Di sebuah taman di Rumah sakit Harapan Bunda, dua anak lelaki seumuran berusia sepuluh tahun sedang bermain bersama.
"Yiboku lihatlah! Ada semanggi berkelopak empat, ini sangat langka bisa mengabulkan permintaan," kata sean bersemangat memperlihatkan semanggi yang dia temukan.
"Itu hanya tahayul, mana bisa rumput mengabulkan permintaan," Yibo sama sekali tidak percaya.
"Katakan saja permintaanmu, tidak ada salahnya mencobanya khan?" Sean memaksa "Baiklah, kalau kamu memaksa, permintaanku adalah semoga kita bisa bersama selamanya," kata Yibo
"Bersama selamanya?" Sean mengulangi perkataan Yibo."Iya, seperti sekarang kita akan selalu bersama selamanya," Yibo mengulanginya lagi.
Wang Yibo adalah pasien penyakit jantung di Rumah sakit Harapan Bunda, sedangkan Sean adalah anak dari seorang pasien yang juga memiliki penyakit jantung.
Setiap hari si kecil Sean akan kerumah sakit untuk menjenguk sang bunda lalu Sean akan pergi ke bangsal milik Yibo untuk bermain dengannya.
Yibo tidak dapat bermain dengan bebas seperti anak lain seumurannya, Yibo tidak boleh berlari tidak boleh menari tidak boleh melakukan aktivitas fisik apapun.

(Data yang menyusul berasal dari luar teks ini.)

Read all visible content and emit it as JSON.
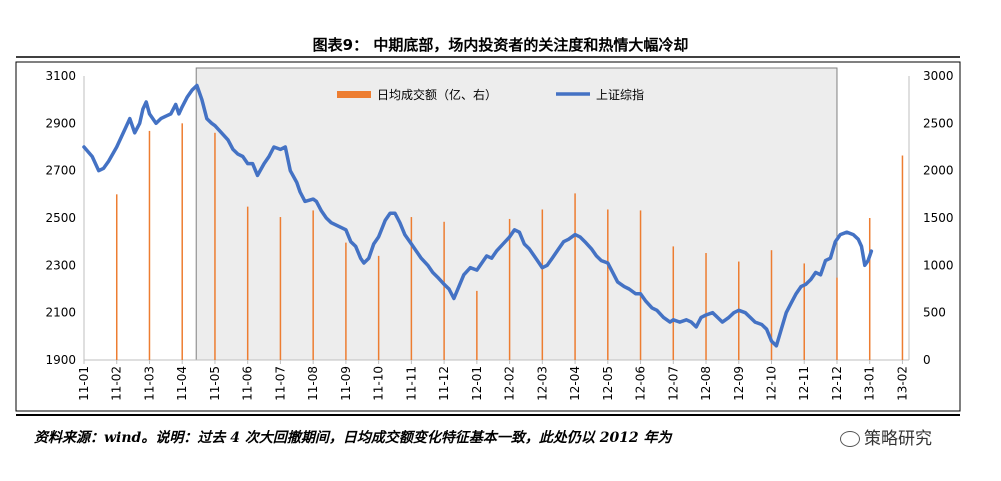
{
  "title": "图表9： 中期底部，场内投资者的关注度和热情大幅冷却",
  "footnote": "资料来源：wind。说明：过去 4 次大回撤期间，日均成交额变化特征基本一致，此处仍以 2012 年为",
  "watermark": "策略研究",
  "colors": {
    "line": "#4472C4",
    "bar": "#ED7D31",
    "shade": "#EDEDED",
    "shade_border": "#808080"
  },
  "chart_data": {
    "type": "line+bar",
    "left_axis": {
      "min": 1900,
      "max": 3100,
      "ticks": [
        1900,
        2100,
        2300,
        2500,
        2700,
        2900,
        3100
      ]
    },
    "right_axis": {
      "min": 0,
      "max": 3000,
      "ticks": [
        0,
        500,
        1000,
        1500,
        2000,
        2500,
        3000
      ]
    },
    "x_ticks": [
      "11-01",
      "11-02",
      "11-03",
      "11-04",
      "11-05",
      "11-06",
      "11-07",
      "11-08",
      "11-09",
      "11-10",
      "11-11",
      "11-12",
      "12-01",
      "12-02",
      "12-03",
      "12-04",
      "12-05",
      "12-06",
      "12-07",
      "12-08",
      "12-09",
      "12-10",
      "12-11",
      "12-12",
      "13-01",
      "13-02"
    ],
    "shaded_range": [
      "11-04",
      "12-12"
    ],
    "series": [
      {
        "name": "日均成交额（亿、右）",
        "axis": "right",
        "type": "bar",
        "points": [
          [
            "11-02",
            1750
          ],
          [
            "11-03",
            2420
          ],
          [
            "11-04",
            2500
          ],
          [
            "11-05",
            2400
          ],
          [
            "11-06",
            1620
          ],
          [
            "11-07",
            1510
          ],
          [
            "11-08",
            1580
          ],
          [
            "11-09",
            1240
          ],
          [
            "11-10",
            1100
          ],
          [
            "11-11",
            1510
          ],
          [
            "11-12",
            1460
          ],
          [
            "12-01",
            730
          ],
          [
            "12-02",
            1490
          ],
          [
            "12-03",
            1590
          ],
          [
            "12-04",
            1760
          ],
          [
            "12-05",
            1590
          ],
          [
            "12-06",
            1580
          ],
          [
            "12-07",
            1200
          ],
          [
            "12-08",
            1130
          ],
          [
            "12-09",
            1040
          ],
          [
            "12-10",
            1160
          ],
          [
            "12-11",
            1020
          ],
          [
            "12-12",
            870
          ],
          [
            "13-01",
            1500
          ],
          [
            "13-02",
            2160
          ]
        ]
      },
      {
        "name": "上证综指",
        "axis": "left",
        "type": "line",
        "points": [
          [
            0.0,
            2800
          ],
          [
            0.25,
            2760
          ],
          [
            0.45,
            2700
          ],
          [
            0.6,
            2710
          ],
          [
            0.75,
            2740
          ],
          [
            1.0,
            2800
          ],
          [
            1.2,
            2860
          ],
          [
            1.4,
            2920
          ],
          [
            1.55,
            2860
          ],
          [
            1.7,
            2900
          ],
          [
            1.8,
            2960
          ],
          [
            1.9,
            2990
          ],
          [
            2.0,
            2940
          ],
          [
            2.1,
            2920
          ],
          [
            2.2,
            2900
          ],
          [
            2.35,
            2920
          ],
          [
            2.5,
            2930
          ],
          [
            2.65,
            2940
          ],
          [
            2.8,
            2980
          ],
          [
            2.9,
            2940
          ],
          [
            3.0,
            2970
          ],
          [
            3.15,
            3010
          ],
          [
            3.3,
            3040
          ],
          [
            3.45,
            3060
          ],
          [
            3.6,
            3000
          ],
          [
            3.75,
            2920
          ],
          [
            3.9,
            2900
          ],
          [
            4.0,
            2890
          ],
          [
            4.2,
            2860
          ],
          [
            4.4,
            2830
          ],
          [
            4.55,
            2790
          ],
          [
            4.7,
            2770
          ],
          [
            4.85,
            2760
          ],
          [
            5.0,
            2730
          ],
          [
            5.15,
            2730
          ],
          [
            5.3,
            2680
          ],
          [
            5.5,
            2730
          ],
          [
            5.65,
            2760
          ],
          [
            5.8,
            2800
          ],
          [
            6.0,
            2790
          ],
          [
            6.15,
            2800
          ],
          [
            6.3,
            2700
          ],
          [
            6.5,
            2650
          ],
          [
            6.6,
            2610
          ],
          [
            6.75,
            2570
          ],
          [
            7.0,
            2580
          ],
          [
            7.1,
            2570
          ],
          [
            7.25,
            2530
          ],
          [
            7.4,
            2500
          ],
          [
            7.55,
            2480
          ],
          [
            7.7,
            2470
          ],
          [
            8.0,
            2450
          ],
          [
            8.15,
            2400
          ],
          [
            8.3,
            2380
          ],
          [
            8.45,
            2330
          ],
          [
            8.55,
            2310
          ],
          [
            8.7,
            2330
          ],
          [
            8.85,
            2390
          ],
          [
            9.0,
            2420
          ],
          [
            9.2,
            2490
          ],
          [
            9.35,
            2520
          ],
          [
            9.5,
            2520
          ],
          [
            9.65,
            2480
          ],
          [
            9.8,
            2430
          ],
          [
            10.0,
            2390
          ],
          [
            10.15,
            2360
          ],
          [
            10.3,
            2330
          ],
          [
            10.5,
            2300
          ],
          [
            10.65,
            2270
          ],
          [
            10.8,
            2250
          ],
          [
            11.0,
            2220
          ],
          [
            11.15,
            2200
          ],
          [
            11.3,
            2160
          ],
          [
            11.45,
            2210
          ],
          [
            11.6,
            2260
          ],
          [
            11.8,
            2290
          ],
          [
            12.0,
            2280
          ],
          [
            12.15,
            2310
          ],
          [
            12.3,
            2340
          ],
          [
            12.45,
            2330
          ],
          [
            12.6,
            2360
          ],
          [
            12.8,
            2390
          ],
          [
            13.0,
            2420
          ],
          [
            13.15,
            2450
          ],
          [
            13.3,
            2440
          ],
          [
            13.45,
            2390
          ],
          [
            13.6,
            2370
          ],
          [
            13.8,
            2330
          ],
          [
            14.0,
            2290
          ],
          [
            14.15,
            2300
          ],
          [
            14.3,
            2330
          ],
          [
            14.5,
            2370
          ],
          [
            14.65,
            2400
          ],
          [
            14.8,
            2410
          ],
          [
            15.0,
            2430
          ],
          [
            15.15,
            2420
          ],
          [
            15.3,
            2400
          ],
          [
            15.5,
            2370
          ],
          [
            15.65,
            2340
          ],
          [
            15.8,
            2320
          ],
          [
            16.0,
            2310
          ],
          [
            16.15,
            2270
          ],
          [
            16.3,
            2230
          ],
          [
            16.5,
            2210
          ],
          [
            16.65,
            2200
          ],
          [
            16.85,
            2180
          ],
          [
            17.0,
            2180
          ],
          [
            17.15,
            2150
          ],
          [
            17.35,
            2120
          ],
          [
            17.5,
            2110
          ],
          [
            17.7,
            2080
          ],
          [
            17.9,
            2060
          ],
          [
            18.0,
            2070
          ],
          [
            18.2,
            2060
          ],
          [
            18.4,
            2070
          ],
          [
            18.55,
            2060
          ],
          [
            18.7,
            2040
          ],
          [
            18.85,
            2080
          ],
          [
            19.0,
            2090
          ],
          [
            19.2,
            2100
          ],
          [
            19.35,
            2080
          ],
          [
            19.5,
            2060
          ],
          [
            19.7,
            2080
          ],
          [
            19.85,
            2100
          ],
          [
            20.0,
            2110
          ],
          [
            20.2,
            2100
          ],
          [
            20.35,
            2080
          ],
          [
            20.5,
            2060
          ],
          [
            20.7,
            2050
          ],
          [
            20.85,
            2030
          ],
          [
            21.0,
            1980
          ],
          [
            21.15,
            1960
          ],
          [
            21.3,
            2030
          ],
          [
            21.45,
            2100
          ],
          [
            21.6,
            2140
          ],
          [
            21.75,
            2180
          ],
          [
            21.9,
            2210
          ],
          [
            22.05,
            2220
          ],
          [
            22.2,
            2240
          ],
          [
            22.35,
            2270
          ],
          [
            22.5,
            2260
          ],
          [
            22.65,
            2320
          ],
          [
            22.8,
            2330
          ],
          [
            22.95,
            2400
          ],
          [
            23.1,
            2430
          ],
          [
            23.3,
            2440
          ],
          [
            23.5,
            2430
          ],
          [
            23.65,
            2410
          ],
          [
            23.75,
            2380
          ],
          [
            23.85,
            2300
          ],
          [
            23.95,
            2320
          ],
          [
            24.05,
            2360
          ]
        ]
      }
    ],
    "legend_position": "top-center"
  }
}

Sebaliknya Sean adalah anak yang aktif suka menari, suka berlarian kesana kemari, tapi mereka tetap menjadi sahabat walaupun dengan begitu banyak perbedaan.
"Yiboku lihatlah," Sean membawa kepik di dalam genggamannya untuk diperlihatkan kepada Yibo.
"Apa itu?" Yibo penasaran dan ingin melihat isi genggaman tangan Sean.
Ketika membuka tangannya di depan mukanya Yibo, tiba tiba saja Kepik itu terbang ke hidung Yibo membuatnya kaget bukan kepalang, "Aaaaa."
Yibo langsung pingsan seketika itu Sean menjadi panik, "Yibo! Kau tak apa apa?"Maksud hati ingin menyenangkan sahabatnya tapi kenyataannya malah penyakit jantung Yibo kumat dan harus dibawa ke ruangan Instalasi gawat darurat.
Para perawat kini tengah sibuk memasangkan alat penunjang kehidupan ke tubuh kecil Yibo yang terkulai lemah, Sean jadi merasa bersalah karena tindakannya berakibat fatal bagi Yibo sahabatnya.
***
Sudah dua hari sahabatnya belum keluar dari IGD, Sean menjadi cemas.
Setiap hari dia
berdiri di depan ruangan yang tidak boleh dimasuki kecuali dokter dan perawat itu."Sean sedang apa kamu disitu?" nenek Sean datang menjemputnya.
"Sean ayo kita ke tempat ibumu," nenek Sean mengajak ke ruang perawatan ibunya.
Di ruangan ibunya ternyata sudah berkumpul sanak saudaranya, mereka menatap Sean dengan sedih.
"Ada apa? Kenapa ramai sekali disini?" Sean masih tidak mengerti apa yang terjadi.
Nenek Sean membawanya untuk mendekat ke ranjang ibunya.
"Bicaralah dengan ibumu sayang."
Sang ibu sudah sangat lemah, napasnya sudah tersengal sengal, Sean merasa takut tapi dia berusaha untuk bicara dengan ibunya, "Ibu ini Sean, apa ibu mencariku?"Ibunya menoleh ke arah Sean anaknya dan berkata, "Maaf, selama ini ibu tidak bisa merawatmu dengan baik."
Ibunya menangis lalu berkata,"Kamu harus mandiri mulai dari sekarang, tidak boleh terlalu banyak bermain, bersikap patuhlah kepada nenekmu."
"Baik ibu, Sean akan patuh, tapi ibu jangan tinggalkan Sean, ibu harus sembuh," Sean masih terlalu lugu untuk menerima kenyataan.
"Maafkan ibu nak, akh ... akh ... akh ... .," Nafas sang ibu semakin pendek, nenek langsung mengajak Sean keluar ruangan.